Automakers have adopted touch-based controls to deliver a high-tech experience while reducing costs by consolidating multiple functions into a single screen.

But as technology advances, the lack of physical buttons for critical functions has raised concerns about safety and user-friendliness, particularly when drivers require swift access to certain controls while driving.

New Challenges for Automakers

In response to these concerns, Euro NCAP, the European New Car Assessment Programme, has introduced new rules requiring automakers to use physical buttons for important functions like the horn, windshield wipers, hazard warning lights, and emergency call systems.This ensures that drivers can quickly access these controls without navigating touchscreen menus, promoting safety on the road.

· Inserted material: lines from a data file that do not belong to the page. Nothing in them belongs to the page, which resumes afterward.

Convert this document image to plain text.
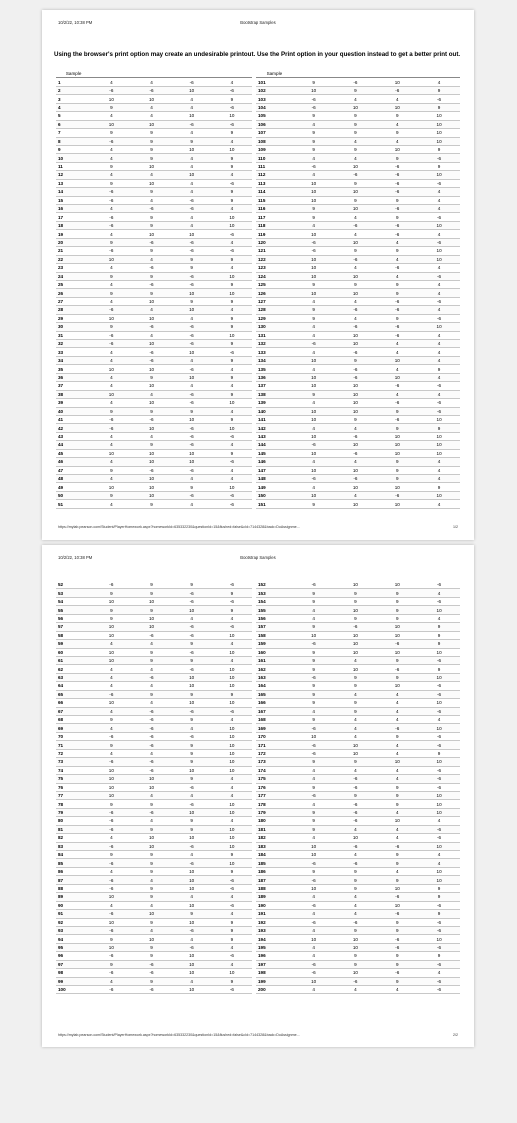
10/2/22, 10:38 PM	Bootstrap Samples
Using the browser's print option may create an undesirable printout. Use the Print option in your question instead to get a better print out.
Sample				
1	4	4	-6	4
2	-6	-6	10	-6
3	10	10	4	9
4	9	4	4	-6
5	4	4	10	10
6	10	10	-6	-6
7	9	9	4	9
8	-6	9	9	4
9	4	9	10	10
10	4	9	4	9
11	9	10	4	9
12	4	4	10	4
13	9	10	4	-6
14	-6	9	4	9
15	-6	4	-6	9
16	4	-6	-6	4
17	-6	9	4	10
18	-6	9	4	10
19	4	10	10	-6
20	9	-6	-6	4
21	-6	9	-6	-6
22	10	4	9	9
23	4	-6	9	4
24	9	9	-6	10
25	4	-6	-6	9
26	9	9	10	10
27	4	10	9	9
28	-6	4	10	4
29	10	10	4	9
30	9	-6	-6	9
31	-6	4	-6	10
32	-6	10	-6	9
33	4	-6	10	-6
34	4	-6	4	9
35	10	10	-6	4
36	4	9	10	9
37	4	10	4	4
38	10	4	-6	9
39	4	10	-6	10
40	9	9	9	4
41	-6	-6	10	9
42	-6	10	-6	10
43	4	4	-6	-6
44	4	9	-6	4
45	10	10	10	9
46	4	10	10	-6
47	9	-6	-6	4
48	4	10	4	4
49	10	10	9	10
50	9	10	-6	-6
51	4	9	4	-6
Sample				
101	9	-6	10	4
102	10	9	-6	9
103	-6	4	4	-6
104	-6	10	10	9
105	9	9	9	10
106	4	9	4	10
107	9	9	9	10
108	9	4	4	10
109	9	9	10	9
110	4	4	9	-6
111	-6	10	-6	9
112	4	-6	-6	10
113	10	9	-6	-6
114	10	10	-6	4
115	10	9	9	4
116	9	10	-6	4
117	9	4	9	-6
118	4	-6	-6	10
119	10	4	-6	4
120	-6	10	4	-6
121	-6	9	9	10
122	10	-6	4	10
123	10	4	-6	4
124	10	10	4	-6
125	9	9	9	4
126	10	10	9	4
127	4	4	-6	-6
128	9	-6	-6	4
129	9	4	9	-6
130	4	-6	-6	10
131	4	10	-6	4
132	-6	10	4	4
133	4	-6	4	4
134	10	9	10	4
135	4	-6	4	9
136	10	-6	10	4
137	10	10	-6	-6
138	9	10	4	4
139	4	10	-6	-6
140	10	10	9	-6
141	10	9	-6	10
142	4	4	9	9
143	10	-6	10	10
144	-6	10	10	10
145	10	-6	10	10
146	4	4	9	4
147	10	10	9	4
148	-6	-6	9	4
149	4	10	10	9
150	10	4	-6	10
151	9	10	10	4
https://mylab.pearson.com/Student/PlayerHomework.aspx?homeworkId=635332230&questionId=15&flushed=false&cId=7144328&back=DoAssignme...	1/2
10/2/22, 10:38 PM	Bootstrap Samples
52	-6	9	9	-6
53	9	9	-6	9
54	10	10	-6	-6
55	9	9	10	9
56	9	10	4	4
57	10	10	-6	-6
58	10	-6	-6	10
59	4	4	9	4
60	10	9	-6	10
61	10	9	9	4
62	4	4	-6	10
63	4	-6	10	10
64	4	4	10	10
65	-6	9	9	9
66	10	4	10	10
67	4	-6	-6	-6
68	9	-6	9	4
69	4	-6	4	10
70	-6	-6	-6	10
71	9	-6	9	10
72	4	4	9	10
73	-6	-6	9	10
74	10	-6	10	10
75	10	10	9	4
76	10	10	-6	4
77	10	4	4	4
78	9	9	-6	10
79	-6	-6	10	10
80	-6	4	9	4
81	-6	9	9	10
82	4	10	10	10
83	-6	10	-6	10
84	9	9	4	9
85	-6	9	-6	10
86	4	9	10	9
87	-6	4	10	-6
88	-6	9	10	-6
89	10	9	4	4
90	4	4	10	-6
91	-6	10	9	4
92	10	9	10	9
93	-6	4	-6	9
94	9	10	4	9
95	10	9	-6	4
96	-6	9	10	-6
97	9	-6	10	4
98	-6	-6	10	10
99	4	9	4	9
100	-6	-6	10	-6
152	-6	10	10	-6
153	9	9	9	4
154	9	9	9	-6
155	4	10	9	10
156	4	9	9	4
157	9	-6	10	9
158	10	10	10	9
159	-6	10	-6	9
160	9	10	10	10
161	9	4	9	-6
162	9	10	-6	9
163	-6	9	9	10
164	9	9	10	-6
165	9	4	4	-6
166	9	9	4	10
167	4	9	4	-6
168	9	4	4	4
169	-6	4	-6	10
170	10	4	9	-6
171	-6	10	4	-6
172	-6	10	4	9
173	9	9	10	10
174	4	4	4	-6
175	4	-6	4	-6
176	9	-6	9	-6
177	-6	9	9	10
178	4	-6	9	10
179	9	-6	4	10
180	9	-6	10	4
181	9	4	4	-6
182	4	10	4	-6
183	10	-6	-6	10
184	10	4	9	4
185	-6	-6	9	4
186	9	9	4	10
187	-6	9	9	10
188	10	9	10	9
189	4	4	-6	9
190	-6	4	10	-6
191	4	4	-6	9
192	-6	-6	9	-6
193	4	9	9	-6
194	10	10	-6	10
195	4	10	-6	-6
196	4	9	9	9
197	-6	9	9	-6
198	-6	10	-6	4
199	10	-6	9	-6
200	4	4	4	-6
https://mylab.pearson.com/Student/PlayerHomework.aspx?homeworkId=635332230&questionId=15&flushed=false&cId=7144328&back=DoAssignme...	2/2
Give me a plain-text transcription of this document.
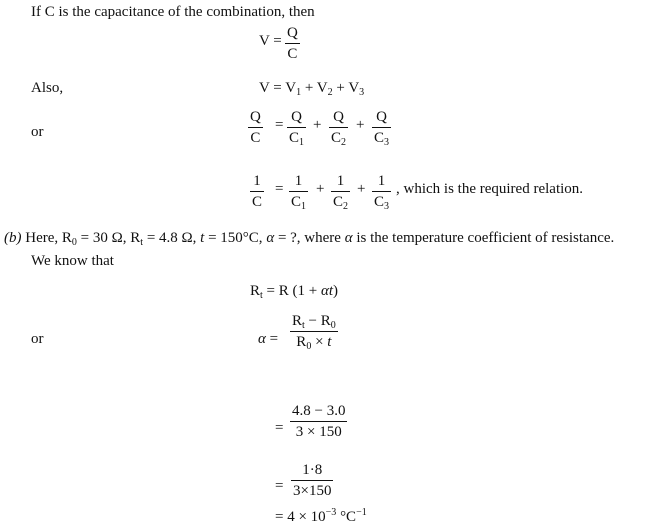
If C is the capacitance of the combination, then
V = Q
C
Also,	$V = V_1 + V_2 + V_3$
or
Q
C
= Q
$C_1$
+ Q
$C_2$
+ Q
$C_3$
1
C
= 1
$C_1$
+ 1
$C_2$
+ 1
$C_3$
, which is the required relation.
(b) Here, $R_0 = 30$ Ω, $R_t = 4.8$ Ω, t = 150°C, α = ?, where α is the temperature coefficient of resistance.
We know that
$R_t = R$ (1 + αt)
or	α =
$R_t - R_0$
$R_0 \times t$
=
4.8 − 3.0
3 × 150
=
1·8
3×150
= $4 \times 10^{-3}$ $^\circ C^{-1}$
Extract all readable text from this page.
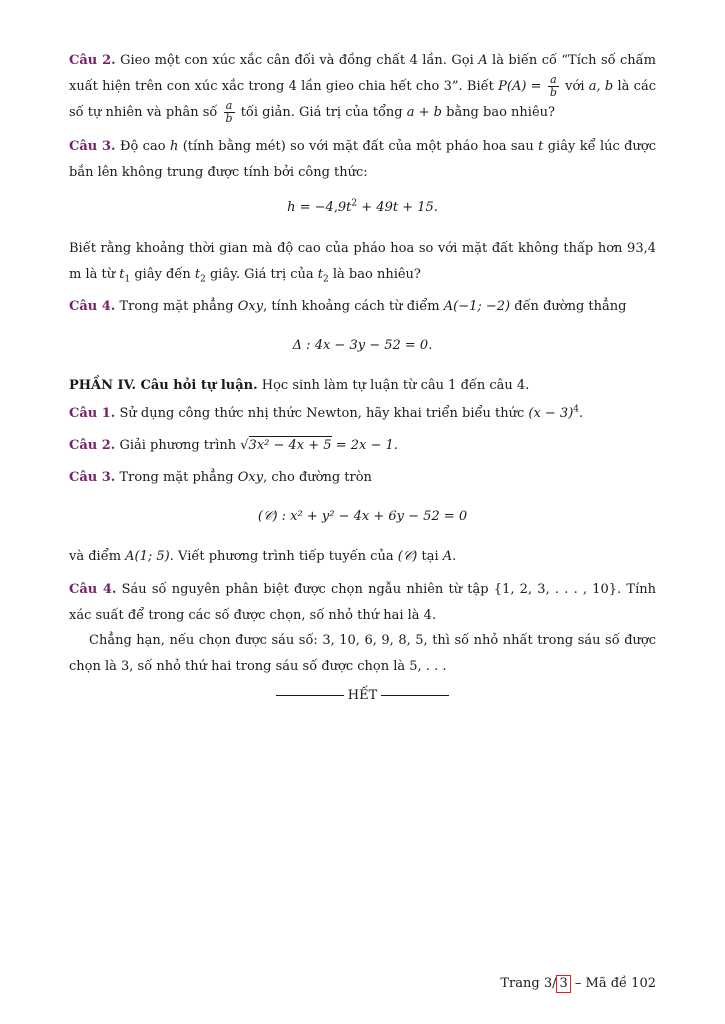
Câu 2. Gieo một con xúc xắc cân đối và đồng chất 4 lần. Gọi A là biến cố “Tích số chấm xuất hiện trên con xúc xắc trong 4 lần gieo chia hết cho 3”. Biết $P(A) = \frac{a}{b}$ với a, b là các số tự nhiên và phân số $\frac{a}{b}$ tối giản. Giá trị của tổng a + b bằng bao nhiêu?
Câu 3. Độ cao h (tính bằng mét) so với mặt đất của một pháo hoa sau t giây kể lúc được bắn lên không trung được tính bởi công thức:
$h = -4,9t^2 + 49t + 15$.
Biết rằng khoảng thời gian mà độ cao của pháo hoa so với mặt đất không thấp hơn 93,4 m là từ $t_1$ giây đến $t_2$ giây. Giá trị của $t_2$ là bao nhiêu?
Câu 4. Trong mặt phẳng Oxy, tính khoảng cách từ điểm A(−1; −2) đến đường thẳng
Δ : 4x − 3y − 52 = 0.
PHẦN IV. Câu hỏi tự luận. Học sinh làm tự luận từ câu 1 đến câu 4.
Câu 1. Sử dụng công thức nhị thức Newton, hãy khai triển biểu thức $(x - 3)^4$.
Câu 2. Giải phương trình √3x² − 4x + 5 = 2x − 1.
Câu 3. Trong mặt phẳng Oxy, cho đường tròn
(𝒞) : x² + y² − 4x + 6y − 52 = 0
và điểm A(1; 5). Viết phương trình tiếp tuyến của (𝒞) tại A.
Câu 4. Sáu số nguyên phân biệt được chọn ngẫu nhiên từ tập {1, 2, 3, . . . , 10}. Tính xác suất để trong các số được chọn, số nhỏ thứ hai là 4.
Chẳng hạn, nếu chọn được sáu số: 3, 10, 6, 9, 8, 5, thì số nhỏ nhất trong sáu số được chọn là 3, số nhỏ thứ hai trong sáu số được chọn là 5, . . .
HẾT
Trang 3/ 3 – Mã đề 102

The Times reported that failure to include these physical controls could result in lower safety ratings for new car models.

BMW CEO Oliver Zipse recently suggested in an interview with Automotive News that large touchscreens might eventually be banned from cars, hinting at future legislative changes.

"In ten years, they'll be gone," he said, adding, "Legislators probably won't allow it then."

Reassessing Design Strategies

Euro NCAP's tests are not legally binding, but they are influential because they help buyers understand a car's safety. A low safety rating could affect a car's sales, which is why automakers are refocusing on providing physical buttons for critical functions.

Some car manufacturers are already revising their designs to meet Euro NCAP's new guidelines.